Japanse New-Girl Monkey Network

Things Ending, Things Beginning

It's been weird.

A couple of weeks ago, I got word from both of my parents that, just shy of their 30th anniversary, they are calling it quits.

Yeah, I'm OK. Everyone's been worried about me. I think it's funny, in an ironic way. I'm not 10 years old and watching mommy and daddy fight. I'm OK. Shocked, definitely. Saddened, yes, and confused and uncertain. But it's not my marriage, and I know it doesn't change my friendships with either of my parents independently. They're the ones that are really going to have the hardest time, go through the big changes.

But it's definitely a weird thing. And it makes life a little shaky. Ultimately, though, if things had to end up this way, they could hardly end up better. My parents aren't doing the bitter divorce thing. They are actually trying to be adult about this dissolution. It's a far from ideal situation, but it's also not The War of the Roses (did I just date myself?). They want to remain friends, and I think they can. But if neither person is getting anything out of a marriage, then there isn't much reason for the marriage to exist.

So I've been thinking a lot about death and change. At funerals, it's pretty traditional for everyone to just be grim. But sometimes there's a really good wake where people just want to celebrate the life-that-was and be thankful for it. I'm thankful for the marriage-that-was. It gave me a stable, loving, healthy home when I was a little girl and a teenager. From my parents, I learned how to be honest and communicative and affectionate. The fact that there is no longer romantic love between them now doesn't negate the goodness that came before. And it doesn't negate goodness in the future.


On the flipside, I've been mentally birthing out all these new creative endeavors. Next Monday will be my third class in printmaking. The first two weeks covered woodblock techniques, and Monday I will learn drypoint. I find myself extremely fascinated by printmaking, and the class is thoroughly enjoyable. Next week I should have my practice woodblock prints back (they had to stay back at the classroom to dry) and I will try to post pictures of them; without access to a scanner, it may be tricky, but I think I can get a decent photo of them on my digicam.

I'm looking forward to drypoint, but there's something about woodblock that I just love. I keep finding all these sites via Google about ukiyo-e. Woodblock.com is a gem of information on technique, if a little hard to get around. I like the idea of ukiyo-e, but I don't want to make Edo-era Japanese-style prints. I want to take the technique and the idea and apply it to my life, my world.

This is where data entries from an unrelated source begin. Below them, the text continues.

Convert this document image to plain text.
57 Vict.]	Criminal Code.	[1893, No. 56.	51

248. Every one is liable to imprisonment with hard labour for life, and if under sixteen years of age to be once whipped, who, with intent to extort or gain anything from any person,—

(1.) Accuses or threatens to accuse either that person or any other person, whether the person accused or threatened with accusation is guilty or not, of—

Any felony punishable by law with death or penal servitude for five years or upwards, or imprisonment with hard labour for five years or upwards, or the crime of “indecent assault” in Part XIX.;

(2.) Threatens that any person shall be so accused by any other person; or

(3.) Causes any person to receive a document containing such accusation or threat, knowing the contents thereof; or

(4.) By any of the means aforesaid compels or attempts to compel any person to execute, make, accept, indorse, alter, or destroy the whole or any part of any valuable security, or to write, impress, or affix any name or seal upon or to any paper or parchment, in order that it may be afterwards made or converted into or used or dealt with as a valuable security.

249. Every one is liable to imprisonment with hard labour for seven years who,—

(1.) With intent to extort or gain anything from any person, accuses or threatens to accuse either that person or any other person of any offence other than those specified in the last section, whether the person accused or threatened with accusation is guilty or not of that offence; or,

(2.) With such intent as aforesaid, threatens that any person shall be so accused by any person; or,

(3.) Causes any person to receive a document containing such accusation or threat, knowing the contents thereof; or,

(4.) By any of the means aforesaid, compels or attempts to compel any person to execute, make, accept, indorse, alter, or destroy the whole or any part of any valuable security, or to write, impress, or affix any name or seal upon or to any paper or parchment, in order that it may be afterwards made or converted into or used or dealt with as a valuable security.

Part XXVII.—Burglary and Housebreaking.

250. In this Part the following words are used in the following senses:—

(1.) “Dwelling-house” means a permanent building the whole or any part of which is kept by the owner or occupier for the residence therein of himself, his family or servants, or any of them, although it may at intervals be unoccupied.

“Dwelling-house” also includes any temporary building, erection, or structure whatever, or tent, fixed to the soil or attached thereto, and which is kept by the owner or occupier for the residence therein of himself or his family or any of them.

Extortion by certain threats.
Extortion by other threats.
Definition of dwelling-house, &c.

The word "ukiyo-e" means "the picture of buoyant world" and incorporates in its meaning the common man's daily pleasures, such as Kabuki plays, Geisha houses, and so on.
--The Japan Ukiyo-e Museum Guide

My daily pleasures: afternoon coffee with Mr Wiggins, the pattern of the bare trees against the early morning sky in the kitchen window, the lavendar bush outside my front door, Sydney Park on a sunny weekend, going past the Harbour Bridge and watching the city skyline. I am thinking about how to make these into pictures I can carve out on a small square of wood.


Mr Wiggins and I have turned ourselves into the Ultimate Geek Couple™ by conspiring with a group of friends to get a roleplaying game going. We have five people, and some rough-around-the-edges characters (that is, we're still fine tuning them), ready for a Shadowrun game. This week we did sort of a "practice" run, though we were missing one person and we played a little hard and fast with the rules. That was pretty fun as it was, so I'm really looking forward to next week. However, I do feel slightly conspicuous as a) the only girl, and b) the only character without badass firepower to back me up in a fight. My girl, Kel, she's sort of the scheming, quiet type. So I'm kinda boring in the fight scenes. But hopefully I can still make her a viable, important character in the game.

Now, if I could only find some time in between all that to just write. Or if I could at least stop whinging about it.